The feelings in those early days of the pandemic, the way time blure, the obsessive search for any bit of news that might change the outcome, the sinking realization that control had slipped from our grasp, the sense of dislocation, the daily struggle to breathe - all these perfectly mirror feelings of grief.
So, too, does the panicky sense that we don't know yet what we've lost, only that it's something we didn't know how much we'd miss. Or the sense of foreboding that even if something awful hasn't happened yet, it will soon - what I heard one person call 'the grief before the grief.' And there is this, too: the grief after the grief, the way one trauma calls back another in the echo chamber of the heart.
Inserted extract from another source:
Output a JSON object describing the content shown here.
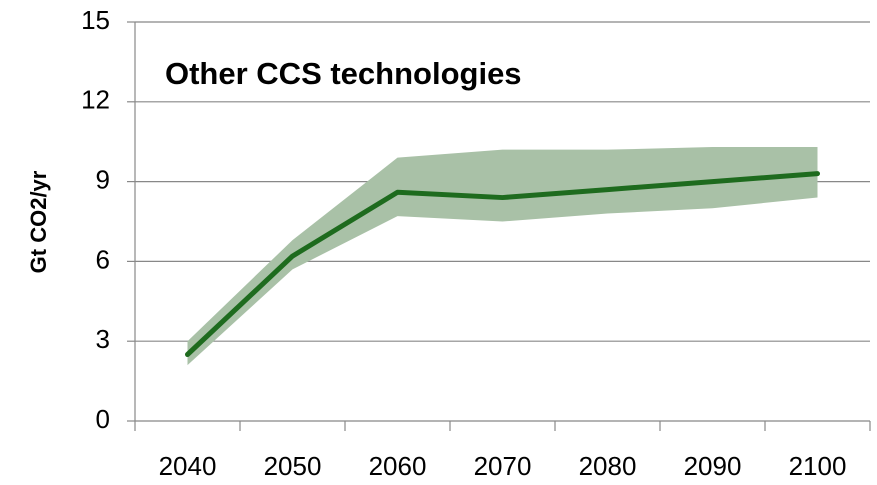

People can't give you hope, can't dispense it on an as-needed basis like a prescription. But I believe hope can be learned, and it's learned through the experience of others. It happens through our shared stories. After my son died, I needed hope. I found it through reporting the stories of others who had faced down hard circumstances of their own. These were stories of survival and transformation, of people confronting devastating situations that changed them in unexpected ways.
I learned how to live after loss from their stories. Many more of is are facing unimaginable losses in the long tail of the COVID-19 crisis. I hope these stories will provide as much courage and insight for others as they did for me."